Undercover policing inquiry delayed amid new row

Scotland Yard

The long-awaited public inquiry into allegations of wrongdoing by undercover police could be delayed for years amid a growing legal row with Scotland Yard.

Newly-published documents reveal the Metropolitan Police is questioning the unprecedented size of the probe.

It says it needs months to assess which former officers need their identities protected - and does not believe all of them should give evidence.

Public evidence hearings may not now start before 2018.

Sir Christopher Pitchford, the inquiry's chairman, says he needs to hear from all the officers.

The new delays have emerged a week after the Independent Police Complaints Commission said it was investigating whether a Metropolitan Police unit shredded a large number of files that were relevant to the inquiry.

Theresa May, then home secretary, ordered the inquiry in 2015 after serious allegations against undercover officers.

She told Sir Christopher to report back by July 2018, something that is now impossible.

Undercover inquiry: The key allegations

  • Miscarriages of justice,
  • Sexual relationships with women they were targeting
  • Using false identities taken from dead babies and children
  • Claims the campaign supporting Stephen Lawrence's family had been infiltrated

Undercover inquiry: Why it matters

Documents published by the inquiry on Wednesday reveal months of tension building between its team and the Metropolitan Police over what the force should hand over.

Scotland Yard says it has so far disclosed one million pages and identified 116 surviving former undercover officers from the Special Demonstration Squad, the disbanded unit at the heart of many of the allegations.

The inquiry wants all of them to give evidence but Scotland Yard says that is unworkable because of the "immense" pressures it is under.

In detailed submissions to the inquiry, it says that the demands for evidence dating back 40 years are unprecedented. It is already spending the equivalent of 80 police constables' salaries on the inquiry and may need to have more than 100 officers and staff working full time.

"The Metropolitan Police Service recognises that a number of deployments [undercover operations] will be properly subjected to close scrutiny by the inquiry," says one of the force's letters. "This does not mean however that each deployment will need to be subject to the same depth of review. Many officers are reluctant to engage with the inquiry process."

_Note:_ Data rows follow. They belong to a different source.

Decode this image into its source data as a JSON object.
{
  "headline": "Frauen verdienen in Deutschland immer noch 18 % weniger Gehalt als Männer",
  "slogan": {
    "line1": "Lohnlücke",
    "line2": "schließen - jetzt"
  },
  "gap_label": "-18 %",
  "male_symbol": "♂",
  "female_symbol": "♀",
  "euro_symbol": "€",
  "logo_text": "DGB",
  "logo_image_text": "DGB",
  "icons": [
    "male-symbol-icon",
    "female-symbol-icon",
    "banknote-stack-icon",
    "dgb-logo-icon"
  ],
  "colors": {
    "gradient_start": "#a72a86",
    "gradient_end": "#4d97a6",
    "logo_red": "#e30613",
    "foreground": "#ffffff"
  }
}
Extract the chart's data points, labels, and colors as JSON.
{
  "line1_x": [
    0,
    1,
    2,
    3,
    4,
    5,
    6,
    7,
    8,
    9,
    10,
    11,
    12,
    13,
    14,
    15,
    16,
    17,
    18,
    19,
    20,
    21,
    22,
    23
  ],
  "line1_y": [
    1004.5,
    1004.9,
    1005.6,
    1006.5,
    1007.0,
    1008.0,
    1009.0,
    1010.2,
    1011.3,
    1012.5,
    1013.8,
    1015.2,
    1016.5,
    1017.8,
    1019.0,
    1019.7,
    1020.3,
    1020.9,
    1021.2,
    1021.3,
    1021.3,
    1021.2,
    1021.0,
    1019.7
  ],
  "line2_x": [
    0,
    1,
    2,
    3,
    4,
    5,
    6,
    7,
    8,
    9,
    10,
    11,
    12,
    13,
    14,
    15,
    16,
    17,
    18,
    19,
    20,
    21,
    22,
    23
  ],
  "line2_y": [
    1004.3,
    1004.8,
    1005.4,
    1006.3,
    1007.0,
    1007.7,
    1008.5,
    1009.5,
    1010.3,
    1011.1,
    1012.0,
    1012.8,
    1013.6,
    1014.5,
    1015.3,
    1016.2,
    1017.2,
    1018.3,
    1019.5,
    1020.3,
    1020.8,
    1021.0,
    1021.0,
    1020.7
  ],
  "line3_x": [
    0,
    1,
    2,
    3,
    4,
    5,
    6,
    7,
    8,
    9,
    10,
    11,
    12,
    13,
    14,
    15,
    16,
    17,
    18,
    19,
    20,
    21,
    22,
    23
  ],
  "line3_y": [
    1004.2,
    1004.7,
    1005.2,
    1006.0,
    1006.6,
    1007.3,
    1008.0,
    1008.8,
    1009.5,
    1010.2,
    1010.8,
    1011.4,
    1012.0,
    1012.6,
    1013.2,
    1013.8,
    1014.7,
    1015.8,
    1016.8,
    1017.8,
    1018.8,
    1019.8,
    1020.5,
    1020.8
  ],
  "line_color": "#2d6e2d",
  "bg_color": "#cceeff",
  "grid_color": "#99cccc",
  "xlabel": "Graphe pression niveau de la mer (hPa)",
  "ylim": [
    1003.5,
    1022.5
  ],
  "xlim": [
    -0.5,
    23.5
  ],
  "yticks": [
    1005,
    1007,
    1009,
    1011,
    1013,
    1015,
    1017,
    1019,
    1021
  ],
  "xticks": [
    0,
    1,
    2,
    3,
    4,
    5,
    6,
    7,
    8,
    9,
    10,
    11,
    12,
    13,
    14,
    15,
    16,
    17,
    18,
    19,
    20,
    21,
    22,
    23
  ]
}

In a further twist, the documents reveal Scotland Yard proposed that an unnamed detective sergeant would explain to the inquiry how it was managing secret documents even though the officer had been accused of destroying files on the Green Party peer Baroness Jenny Jones.

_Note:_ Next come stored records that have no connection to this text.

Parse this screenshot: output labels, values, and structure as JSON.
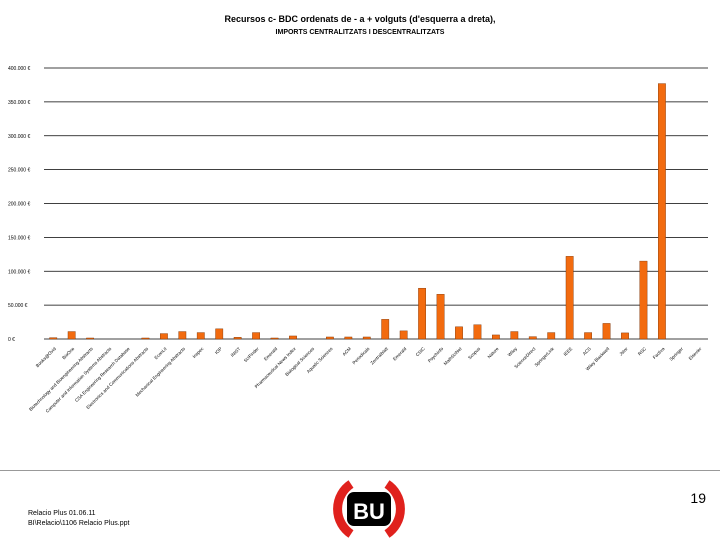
{
  "chart_data": {
    "type": "bar",
    "title": "Recursos c- BDC ordenats de - a + volguts (d'esquerra a dreta),",
    "subtitle": "IMPORTS CENTRALITZATS I DESCENTRALITZATS",
    "xlabel": "",
    "ylabel": "",
    "ylim": [
      0,
      400000
    ],
    "yticks": [
      0,
      50000,
      100000,
      150000,
      200000,
      250000,
      300000,
      350000,
      400000
    ],
    "ytick_labels": [
      "0 €",
      "50.000 €",
      "100.000 €",
      "150.000 €",
      "200.000 €",
      "250.000 €",
      "300.000 €",
      "350.000 €",
      "400.000 €"
    ],
    "grid": true,
    "color": "#f26b0f",
    "categories": [
      "Books@Ovid",
      "BioOne",
      "Biotechnology and Bioengineering Abstracts",
      "Computer and Information Systems Abstracts",
      "CSA Engineering Research Database",
      "Electronics and Communications Abstracts",
      "EconLit",
      "Mechanical Engineering Abstracts",
      "Inspec",
      "IOP",
      "INIST",
      "SciFinder",
      "Emerald",
      "Pharmaceutical News Index",
      "Biological Sciences",
      "Aquatic Sciences",
      "ACM",
      "Periodicals",
      "Zentralblatt",
      "Emerald",
      "CSIC",
      "Psychinfo",
      "MathSciNet",
      "Scopus",
      "Nature",
      "Wiley",
      "ScienceDirect",
      "SpringerLink",
      "IEEE",
      "ACS",
      "Wiley Blackwell",
      "Jstor",
      "RSC",
      "Factiva",
      "Springer",
      "Elsevier"
    ],
    "values": [
      2000,
      11000,
      1500,
      0,
      0,
      1500,
      8000,
      11000,
      9500,
      15000,
      2500,
      9500,
      1500,
      4500,
      0,
      3000,
      3000,
      3000,
      29000,
      12000,
      75000,
      66000,
      18000,
      21000,
      6000,
      11000,
      3500,
      9500,
      122000,
      9500,
      23000,
      9000,
      115000,
      377000,
      0,
      0
    ]
  },
  "footer": {
    "page_number": "19",
    "line1": "Relacio Plus 01.06.11",
    "line2": "BI\\Relacio\\1106 Relacio Plus.ppt",
    "logo_text": "BU"
  }
}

The officer has since been cleared of wrongdoing but the inquiry has insisted the individual cannot give evidence.

Can an inquiry into secrets ever be public?

Undercover police: 'Deception overseen by state'

In his response to the Met's plea for a delay, Sir Christopher said the Metropolitan Police would need to explain at a special hearing in April how the inquiry could work if it did not hear from all the former undercover officers.

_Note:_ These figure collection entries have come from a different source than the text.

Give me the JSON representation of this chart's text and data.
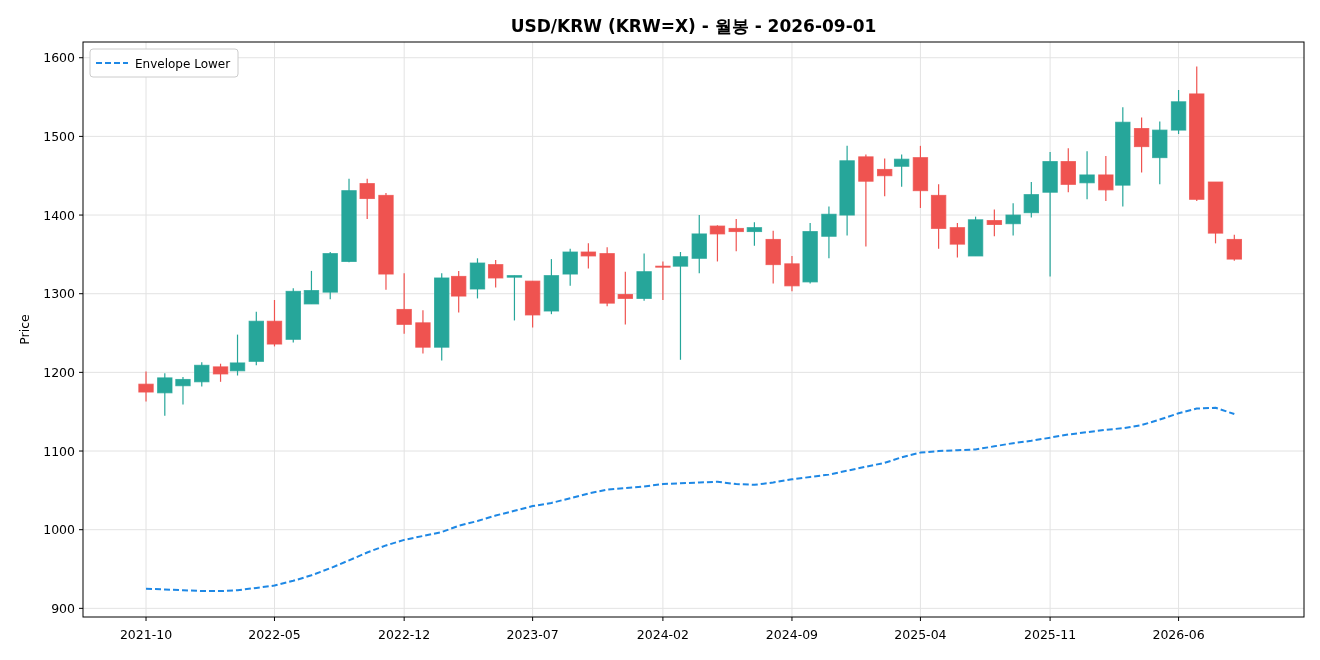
{
  "chart_data": {
    "type": "candlestick",
    "title": "USD/KRW (KRW=X) - 월봉 - 2026-09-01",
    "ylabel": "Price",
    "x": [
      "2021-10",
      "2021-11",
      "2021-12",
      "2022-01",
      "2022-02",
      "2022-03",
      "2022-04",
      "2022-05",
      "2022-06",
      "2022-07",
      "2022-08",
      "2022-09",
      "2022-10",
      "2022-11",
      "2022-12",
      "2023-01",
      "2023-02",
      "2023-03",
      "2023-04",
      "2023-05",
      "2023-06",
      "2023-07",
      "2023-08",
      "2023-09",
      "2023-10",
      "2023-11",
      "2023-12",
      "2024-01",
      "2024-02",
      "2024-03",
      "2024-04",
      "2024-05",
      "2024-06",
      "2024-07",
      "2024-08",
      "2024-09",
      "2024-10",
      "2024-11",
      "2024-12",
      "2025-01",
      "2025-02",
      "2025-03",
      "2025-04",
      "2025-05",
      "2025-06",
      "2025-07",
      "2025-08",
      "2025-09",
      "2025-10",
      "2025-11",
      "2025-12",
      "2026-01",
      "2026-02",
      "2026-03",
      "2026-04",
      "2026-05",
      "2026-06",
      "2026-07",
      "2026-08",
      "2026-09"
    ],
    "ohlc": [
      [
        1185,
        1201,
        1163,
        1175
      ],
      [
        1174,
        1199,
        1145,
        1193
      ],
      [
        1183,
        1194,
        1159,
        1191
      ],
      [
        1188,
        1213,
        1182,
        1209
      ],
      [
        1207,
        1211,
        1188,
        1198
      ],
      [
        1202,
        1248,
        1196,
        1212
      ],
      [
        1214,
        1277,
        1209,
        1265
      ],
      [
        1265,
        1292,
        1233,
        1236
      ],
      [
        1242,
        1307,
        1238,
        1303
      ],
      [
        1287,
        1329,
        1287,
        1304
      ],
      [
        1302,
        1353,
        1293,
        1351
      ],
      [
        1341,
        1446,
        1340,
        1431
      ],
      [
        1440,
        1446,
        1395,
        1421
      ],
      [
        1425,
        1428,
        1305,
        1325
      ],
      [
        1280,
        1326,
        1249,
        1261
      ],
      [
        1263,
        1279,
        1224,
        1232
      ],
      [
        1232,
        1326,
        1215,
        1320
      ],
      [
        1322,
        1329,
        1276,
        1297
      ],
      [
        1306,
        1345,
        1294,
        1339
      ],
      [
        1337,
        1343,
        1308,
        1320
      ],
      [
        1321,
        1323,
        1266,
        1323
      ],
      [
        1316,
        1316,
        1257,
        1273
      ],
      [
        1278,
        1344,
        1274,
        1323
      ],
      [
        1325,
        1357,
        1310,
        1353
      ],
      [
        1353,
        1364,
        1332,
        1348
      ],
      [
        1351,
        1359,
        1284,
        1288
      ],
      [
        1299,
        1328,
        1261,
        1294
      ],
      [
        1294,
        1351,
        1291,
        1328
      ],
      [
        1335,
        1341,
        1292,
        1334
      ],
      [
        1335,
        1353,
        1216,
        1347
      ],
      [
        1345,
        1400,
        1326,
        1376
      ],
      [
        1386,
        1387,
        1341,
        1376
      ],
      [
        1383,
        1395,
        1354,
        1379
      ],
      [
        1379,
        1391,
        1361,
        1384
      ],
      [
        1369,
        1380,
        1313,
        1337
      ],
      [
        1338,
        1348,
        1303,
        1310
      ],
      [
        1315,
        1390,
        1313,
        1379
      ],
      [
        1373,
        1411,
        1345,
        1401
      ],
      [
        1400,
        1488,
        1374,
        1469
      ],
      [
        1474,
        1477,
        1360,
        1443
      ],
      [
        1458,
        1472,
        1424,
        1450
      ],
      [
        1462,
        1477,
        1436,
        1471
      ],
      [
        1473,
        1488,
        1409,
        1431
      ],
      [
        1425,
        1439,
        1357,
        1383
      ],
      [
        1384,
        1390,
        1346,
        1363
      ],
      [
        1348,
        1398,
        1348,
        1394
      ],
      [
        1393,
        1407,
        1373,
        1388
      ],
      [
        1389,
        1415,
        1374,
        1400
      ],
      [
        1403,
        1442,
        1397,
        1426
      ],
      [
        1429,
        1480,
        1322,
        1468
      ],
      [
        1468,
        1485,
        1429,
        1439
      ],
      [
        1441,
        1481,
        1420,
        1451
      ],
      [
        1451,
        1475,
        1418,
        1432
      ],
      [
        1438,
        1537,
        1411,
        1518
      ],
      [
        1510,
        1524,
        1454,
        1487
      ],
      [
        1473,
        1519,
        1439,
        1508
      ],
      [
        1508,
        1559,
        1503,
        1544
      ],
      [
        1554,
        1589,
        1418,
        1420
      ],
      [
        1442,
        1442,
        1364,
        1377
      ],
      [
        1369,
        1375,
        1342,
        1344
      ]
    ],
    "colors": [
      "#ef5350",
      "#26a69a",
      "#26a69a",
      "#26a69a",
      "#ef5350",
      "#26a69a",
      "#26a69a",
      "#ef5350",
      "#26a69a",
      "#26a69a",
      "#26a69a",
      "#26a69a",
      "#ef5350",
      "#ef5350",
      "#ef5350",
      "#ef5350",
      "#26a69a",
      "#ef5350",
      "#26a69a",
      "#ef5350",
      "#26a69a",
      "#ef5350",
      "#26a69a",
      "#26a69a",
      "#ef5350",
      "#ef5350",
      "#ef5350",
      "#26a69a",
      "#ef5350",
      "#26a69a",
      "#26a69a",
      "#ef5350",
      "#ef5350",
      "#26a69a",
      "#ef5350",
      "#ef5350",
      "#26a69a",
      "#26a69a",
      "#26a69a",
      "#ef5350",
      "#ef5350",
      "#26a69a",
      "#ef5350",
      "#ef5350",
      "#ef5350",
      "#26a69a",
      "#ef5350",
      "#26a69a",
      "#26a69a",
      "#26a69a",
      "#ef5350",
      "#26a69a",
      "#ef5350",
      "#26a69a",
      "#ef5350",
      "#26a69a",
      "#26a69a",
      "#ef5350",
      "#ef5350",
      "#ef5350"
    ],
    "series": [
      {
        "name": "Envelope Lower",
        "type": "line",
        "color": "#1e88e5",
        "line_style": "dashed",
        "values": [
          925,
          924,
          923,
          922,
          922,
          923,
          926,
          929,
          935,
          942,
          951,
          961,
          971,
          980,
          987,
          992,
          997,
          1005,
          1011,
          1018,
          1024,
          1030,
          1034,
          1040,
          1046,
          1051,
          1053,
          1055,
          1058,
          1059,
          1060,
          1061,
          1058,
          1057,
          1060,
          1064,
          1067,
          1070,
          1075,
          1080,
          1085,
          1092,
          1098,
          1100,
          1101,
          1102,
          1106,
          1110,
          1113,
          1117,
          1121,
          1124,
          1127,
          1129,
          1133,
          1140,
          1148,
          1154,
          1155,
          1147
        ]
      }
    ],
    "xlim": [
      "2021-06-19",
      "2026-12-25"
    ],
    "xticks": [
      "2021-10",
      "2022-05",
      "2022-12",
      "2023-07",
      "2024-02",
      "2024-09",
      "2025-04",
      "2025-11",
      "2026-06"
    ],
    "ylim": [
      889,
      1620
    ],
    "yticks": [
      900,
      1000,
      1100,
      1200,
      1300,
      1400,
      1500,
      1600
    ],
    "grid": true,
    "legend": "top left",
    "marker": "none"
  }
}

"Their evidence is clearly relevant," he says. "The Inquiry needs to see that evidence... it might have been otherwise if the Inquiry could be confident that the documentary records of the Special Demonstration Squad were fully preserved, but they were not.

"It seems to me clear that there is no reasonable prospect that the Inquiry will complete its work within the three year period originally envisaged in July 2015, and that it is unlikely that evidence hearings will take place in 2017."